The 16th-century Tridentine Mass -- which includes references to "perfidious" Jews and other anti-Jewish slurs -- was abandoned in 1969 and replaced with liturgy in local languages in a bid to make worship more accessible to most churchgoers. But the Pope announced on Thursday that a long-awaited document liberalising the use of the Mass, which many clergy fear will also harm the Church's relations with Jews, Muslims, and other Christian denominations, will be released next week. The Rev Keith Pecklers, a Jesuit liturgical expert, said: "The real issue here is not limited to liturgy but has wider implications for church life." He added that proponents of the old Mass "tend to oppose the laity's increased role in parish life... collaboration with other Christians and its dialogue with Jews and Muslims".

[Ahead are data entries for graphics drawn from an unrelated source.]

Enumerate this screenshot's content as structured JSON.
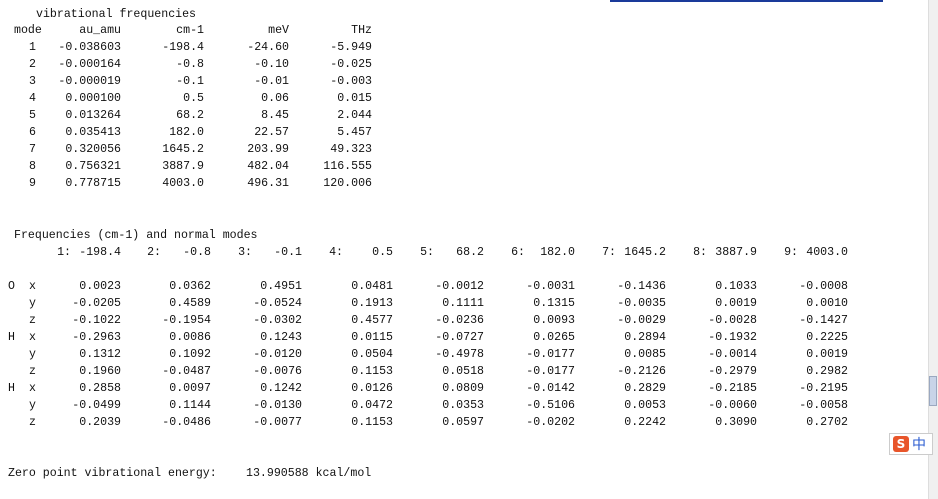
{
  "freq_table": {
    "title": "vibrational frequencies",
    "headers": [
      "mode",
      "au_amu",
      "cm-1",
      "meV",
      "THz"
    ],
    "rows": [
      [
        "1",
        "-0.038603",
        "-198.4",
        "-24.60",
        "-5.949"
      ],
      [
        "2",
        "-0.000164",
        "-0.8",
        "-0.10",
        "-0.025"
      ],
      [
        "3",
        "-0.000019",
        "-0.1",
        "-0.01",
        "-0.003"
      ],
      [
        "4",
        "0.000100",
        "0.5",
        "0.06",
        "0.015"
      ],
      [
        "5",
        "0.013264",
        "68.2",
        "8.45",
        "2.044"
      ],
      [
        "6",
        "0.035413",
        "182.0",
        "22.57",
        "5.457"
      ],
      [
        "7",
        "0.320056",
        "1645.2",
        "203.99",
        "49.323"
      ],
      [
        "8",
        "0.756321",
        "3887.9",
        "482.04",
        "116.555"
      ],
      [
        "9",
        "0.778715",
        "4003.0",
        "496.31",
        "120.006"
      ]
    ]
  },
  "normal_modes": {
    "title": "Frequencies (cm-1) and normal modes",
    "modes": [
      {
        "index": "1:",
        "freq": "-198.4"
      },
      {
        "index": "2:",
        "freq": "-0.8"
      },
      {
        "index": "3:",
        "freq": "-0.1"
      },
      {
        "index": "4:",
        "freq": "0.5"
      },
      {
        "index": "5:",
        "freq": "68.2"
      },
      {
        "index": "6:",
        "freq": "182.0"
      },
      {
        "index": "7:",
        "freq": "1645.2"
      },
      {
        "index": "8:",
        "freq": "3887.9"
      },
      {
        "index": "9:",
        "freq": "4003.0"
      }
    ],
    "rows": [
      {
        "atom": "O",
        "axis": "x",
        "values": [
          "0.0023",
          "0.0362",
          "0.4951",
          "0.0481",
          "-0.0012",
          "-0.0031",
          "-0.1436",
          "0.1033",
          "-0.0008"
        ]
      },
      {
        "atom": null,
        "axis": "y",
        "values": [
          "-0.0205",
          "0.4589",
          "-0.0524",
          "0.1913",
          "0.1111",
          "0.1315",
          "-0.0035",
          "0.0019",
          "0.0010"
        ]
      },
      {
        "atom": null,
        "axis": "z",
        "values": [
          "-0.1022",
          "-0.1954",
          "-0.0302",
          "0.4577",
          "-0.0236",
          "0.0093",
          "-0.0029",
          "-0.0028",
          "-0.1427"
        ]
      },
      {
        "atom": "H",
        "axis": "x",
        "values": [
          "-0.2963",
          "0.0086",
          "0.1243",
          "0.0115",
          "-0.0727",
          "0.0265",
          "0.2894",
          "-0.1932",
          "0.2225"
        ]
      },
      {
        "atom": null,
        "axis": "y",
        "values": [
          "0.1312",
          "0.1092",
          "-0.0120",
          "0.0504",
          "-0.4978",
          "-0.0177",
          "0.0085",
          "-0.0014",
          "0.0019"
        ]
      },
      {
        "atom": null,
        "axis": "z",
        "values": [
          "0.1960",
          "-0.0487",
          "-0.0076",
          "0.1153",
          "0.0518",
          "-0.0177",
          "-0.2126",
          "-0.2979",
          "0.2982"
        ]
      },
      {
        "atom": "H",
        "axis": "x",
        "values": [
          "0.2858",
          "0.0097",
          "0.1242",
          "0.0126",
          "0.0809",
          "-0.0142",
          "0.2829",
          "-0.2185",
          "-0.2195"
        ]
      },
      {
        "atom": null,
        "axis": "y",
        "values": [
          "-0.0499",
          "0.1144",
          "-0.0130",
          "0.0472",
          "0.0353",
          "-0.5106",
          "0.0053",
          "-0.0060",
          "-0.0058"
        ]
      },
      {
        "atom": null,
        "axis": "z",
        "values": [
          "0.2039",
          "-0.0486",
          "-0.0077",
          "0.1153",
          "0.0597",
          "-0.0202",
          "0.2242",
          "0.3090",
          "0.2702"
        ]
      }
    ]
  },
  "zpe": {
    "label": "Zero point vibrational energy:",
    "value": "13.990588 kcal/mol"
  },
  "ime_label": "中"
}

Cardinal Cormac Murphy-O'Connor, the leader of the Roman Catholic Church in England and Wales, told the Pope that no changes are needed, and there have been months of heated debate about the impending statement within the uppoer echelons of the Church. Cardinals, bishops and Jewish leaders are concerned about passages in the Mass, recited every Good Friday, which say Jews live in "blindness" and "darkness", and pray that "the Lord our God may take the veil from their hearts and that they also may acknowledge our Lord Jesus Christ".

In the 1997 book "Salt of the Earth" Benedict said it was "downright indecent" for people who are still attached to the old rite to be denied it.

"I am of the opinion, to be sure, that the old rite should be granted much more generously to all those who desire it," then-Cardinal Joseph Ratzinger said. "It's impossible to see what could be dangerous or unacceptable about that."

Pope Benedict's move is widely seen as an attempt to reach out to an ultra- traditionalist and schismatic group, the Society of St Pius X, and bring it back into the Vatican fold.